Reparó en su edad cuando sorprendió a sus ojos entretenidos en los pliegues de un árbol. Observaba las hormigas, en sus idas y venidas, como se observa el presente cuando el futuro se torna incierto. Reparó en su edad y le dolió su miopía, toda, hasta que decidió sobrevivir boqueando el aire que buscó en el arbolado más próximo. Inmerso con frecuencia en sus recuerdos, se acompañaba de cierto desaliño torpe que le avejentaba y una tarde, rebuscando por los  descosidos de un abrigo donde se iban escondiendo los restos de diminutos lapiceros de color, acabó sacándole punta a la melancolía. Recuperó el aliento en un paisaje de pinos ausentados del sol y sombra de su propia vida, y sobre un fondo de verdes degradados, puso todo su empeño en huir de los silencios que le atormentaban, pintando franjas rojas, azules, amarillas y blancas. La vida, otrora gris, se tornaba ahora tan distinta, inmediato el aire que le aupaba al vértigo de un tiempo que debiera sobrevenirle. Aún.
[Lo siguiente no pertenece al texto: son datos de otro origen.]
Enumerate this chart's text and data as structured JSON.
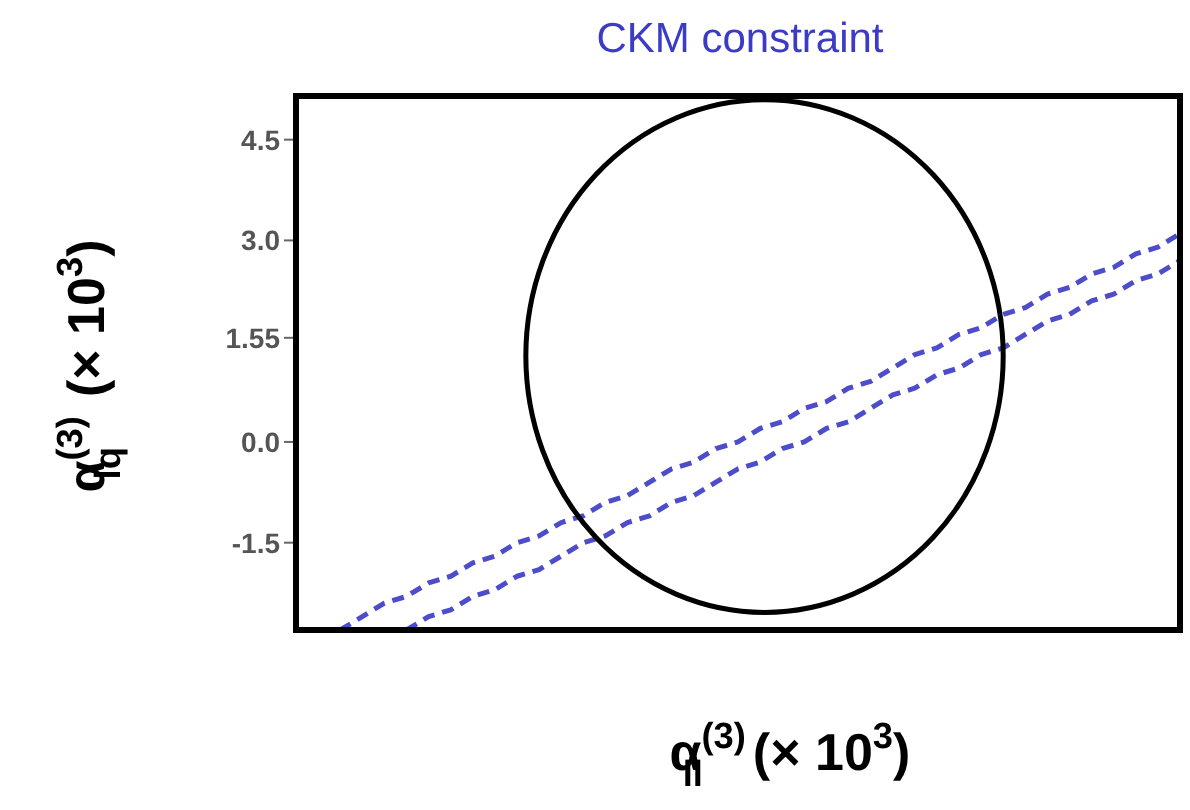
{
  "chart_data": {
    "type": "line",
    "title": "CKM constraint",
    "xlabel": "α$^{(3)}$$_{ll}$  (× 10$^{3}$)",
    "ylabel": "α$^{(3)}$$_{lq}$  (× 10$^{3}$)",
    "categories": [
      null,
      null,
      null,
      null,
      null,
      null,
      null,
      null,
      null,
      null,
      null,
      null,
      null,
      null,
      null,
      null,
      null,
      null,
      null,
      null,
      null,
      null,
      null,
      null,
      null,
      null,
      null,
      null,
      null,
      null,
      null,
      null,
      null,
      null,
      null,
      null,
      null,
      null,
      null,
      null,
      null
    ],
    "ylim": [
      -2.8,
      5.15
    ],
    "yticks": [
      4.5,
      {
        "value": 3,
        "label": "3.0"
      },
      1.55,
      {
        "value": 0,
        "label": "0.0"
      },
      -1.5
    ],
    "tick_labels": "y",
    "marker": "none",
    "series": [
      {
        "color": "#4d4dcc",
        "line_style": "dashed",
        "values": [
          null,
          null,
          -2.8,
          -2.6,
          -2.4,
          -2.3,
          -2.1,
          -2.0,
          -1.8,
          -1.7,
          -1.5,
          -1.4,
          -1.2,
          -1.1,
          -0.9,
          -0.8,
          -0.6,
          -0.4,
          -0.3,
          -0.1,
          0.0,
          0.2,
          0.3,
          0.5,
          0.6,
          0.8,
          0.9,
          1.1,
          1.3,
          1.4,
          1.6,
          1.7,
          1.9,
          2.0,
          2.2,
          2.3,
          2.5,
          2.6,
          2.8,
          2.9,
          3.1
        ]
      },
      {
        "color": "#4d4dcc",
        "line_style": "dashed",
        "values": [
          null,
          null,
          null,
          null,
          null,
          -2.8,
          -2.6,
          -2.5,
          -2.3,
          -2.2,
          -2.0,
          -1.9,
          -1.7,
          -1.5,
          -1.4,
          -1.2,
          -1.1,
          -0.9,
          -0.8,
          -0.6,
          -0.4,
          -0.3,
          -0.1,
          0.0,
          0.2,
          0.3,
          0.5,
          0.7,
          0.8,
          1.0,
          1.1,
          1.3,
          1.4,
          1.6,
          1.8,
          1.9,
          2.1,
          2.2,
          2.4,
          2.5,
          2.7
        ]
      }
    ]
  }
}
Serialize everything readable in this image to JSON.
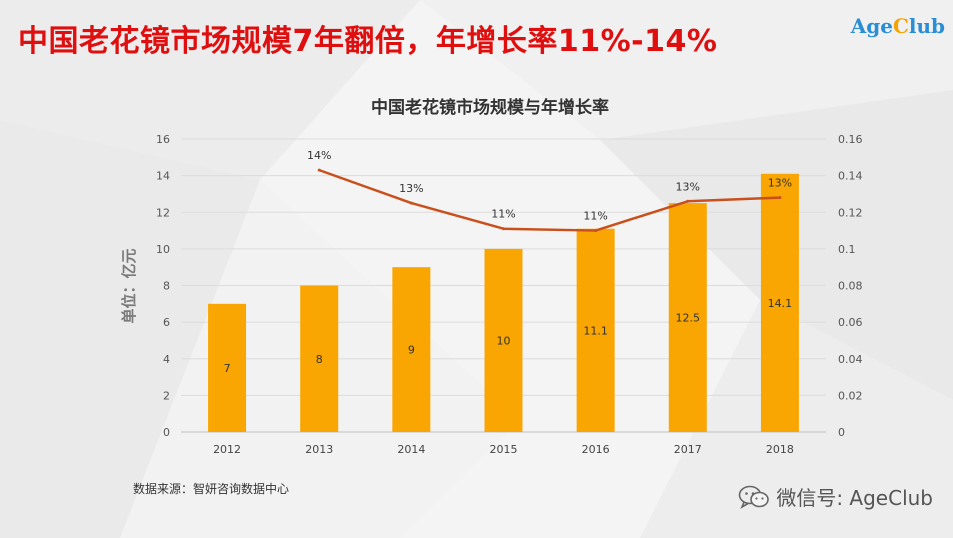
{
  "header": {
    "title": "中国老花镜市场规模7年翻倍，年增长率11%-14%"
  },
  "logo": {
    "part1": "Age",
    "part2": "C",
    "part3": "lub"
  },
  "source": "数据来源：智妍咨询数据中心",
  "wechat": {
    "label": "微信号: AgeClub",
    "icon": "wechat-icon"
  },
  "colors": {
    "bar": "#f9a602",
    "line": "#c9501c",
    "title": "#e00f0f",
    "logo": "#2a8ed6"
  },
  "chart_data": {
    "type": "bar",
    "title": "中国老花镜市场规模与年增长率",
    "ylabel": "单位：亿元",
    "categories": [
      "2012",
      "2013",
      "2014",
      "2015",
      "2016",
      "2017",
      "2018"
    ],
    "bar_values": [
      7,
      8,
      9,
      10,
      11.1,
      12.5,
      14.1
    ],
    "bar_labels": [
      "7",
      "8",
      "9",
      "10",
      "11.1",
      "12.5",
      "14.1"
    ],
    "line_x": [
      "2013",
      "2014",
      "2015",
      "2016",
      "2017",
      "2018"
    ],
    "line_values": [
      0.143,
      0.125,
      0.111,
      0.11,
      0.126,
      0.128
    ],
    "line_labels": [
      "14%",
      "13%",
      "11%",
      "11%",
      "13%",
      "13%"
    ],
    "y_left": {
      "min": 0,
      "max": 16,
      "ticks": [
        "0",
        "2",
        "4",
        "6",
        "8",
        "10",
        "12",
        "14",
        "16"
      ]
    },
    "y_right": {
      "min": 0,
      "max": 0.16,
      "ticks": [
        "0",
        "0.02",
        "0.04",
        "0.06",
        "0.08",
        "0.1",
        "0.12",
        "0.14",
        "0.16"
      ]
    },
    "grid": true,
    "legend": "none"
  }
}
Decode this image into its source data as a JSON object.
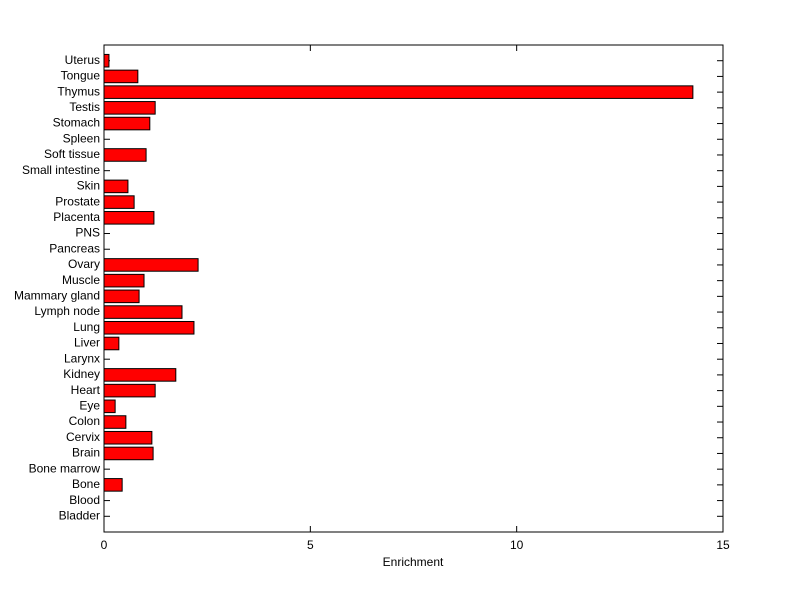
{
  "chart_data": {
    "type": "barh",
    "xlabel": "Enrichment",
    "categories": [
      "Bladder",
      "Blood",
      "Bone",
      "Bone marrow",
      "Brain",
      "Cervix",
      "Colon",
      "Eye",
      "Heart",
      "Kidney",
      "Larynx",
      "Liver",
      "Lung",
      "Lymph node",
      "Mammary gland",
      "Muscle",
      "Ovary",
      "Pancreas",
      "PNS",
      "Placenta",
      "Prostate",
      "Skin",
      "Small intestine",
      "Soft tissue",
      "Spleen",
      "Stomach",
      "Testis",
      "Thymus",
      "Tongue",
      "Uterus"
    ],
    "values": [
      0,
      0,
      0.44,
      0,
      1.19,
      1.16,
      0.53,
      0.27,
      1.24,
      1.74,
      0,
      0.36,
      2.18,
      1.89,
      0.85,
      0.97,
      2.28,
      0,
      0,
      1.21,
      0.73,
      0.58,
      0,
      1.02,
      0,
      1.11,
      1.24,
      14.27,
      0.82,
      0.12
    ],
    "color": "#ff0000",
    "xlim": [
      0,
      15
    ],
    "xticks": [
      0,
      5,
      10,
      15
    ]
  }
}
Y palmeó la mañana como quien palmea las manos en un amanecer frío. Y el vaho le hizo nido en unas manos por donde los huesos trataban de huir de la carne. Vestido de papel y disfrazado de huecograbado, encendió el penúltimo cigarrillo para acabar ahogado en su compás de toses. Hizo giros al desaliento y, en un momento de entusiasmo no contenido, abrazó uno a uno los árboles verticales de su futuro. Al fondo, la luna se ausentaba por las paredes de un cielo infinito hasta rozar las aceras de la noche. Había dejado su lágrima, disimulada, en los morados cercanos a la tierra y el reflejo de lo ignorado acabó poseyéndole con todo su desasosiego. Un escarabajo le hizo desconfiar de la felicidad y entonces corrió hasta las cortezas coloreadas de los árboles, acariciándolas repetidas veces hasta que la sangre acabó comiéndole sus dedos infantiles, tiñendo de púrpura los añiles desabrazados en la oscuridad.






lunes, 9 de enero de 2012

Los ojos del sueño


Era tarde cuando la niña de ojos claros paseó sus bolsillos de mariposas por el bosque encantado.
La luz recortaba unas penumbras oblicuas en las sombras de la tierra, remedos de aquelarres idos.
La niña puso sus ojos en cada uno de los horizontes verticales que la rodeaban.
Ojos circulares y claros, de niña con mariposas en el bolsillo del bosque de Oma.
Los azules se tornaban grises mientras los violetas caminaban hacia el centro del universo.
La niña con ojos de bosque y mariposas encantadas, vació sus bolsillos de colores en el adiós de la atardecida, y los trece árboles sagrados sonrieron de espaldas.
Faltaban letras en el alfabeto de los símbolos y el mes de julio prestó sus pinares a la imaginación de una niña, risa toda, para que colorease el aire con sus recortes de papel.
El bosque se pobló de ojos y la música silbada fue saltando de rama en rama, hasta posarse en el anverso de unas manos delicadas, de niña de ojos grandes y claros, puestas en cruz, como veleta de plata en un alféizar descarnado.
Girando en el mismo lugar donde la luna se adentraba por las noches y con el silencio roto tras el graznido de un cuervo, cercana ya la calma plana de la aurora, la niña cabalgó sobre su propio haz de luz, crines del alba, allá a lo lejos, mientras el pisar desnudo sobre las primeras gotas de rocío, le hizo resbalar hacia el interior de un sueño.
Y bajó por espirales interminables de jacarandas, en rizos continuos de su pelo, hasta despertar sobre decenas de imaginarios centauros de papel. Y abrió sus ojos, grandes y claros, desde el pretil de su cama.
Encendió la luz.
El reloj marcaba cualquier hora puesta del revés en la madrugada. Sonriéndole a las sombras, arrebujaría su cuerpo entre sábanas de cristal.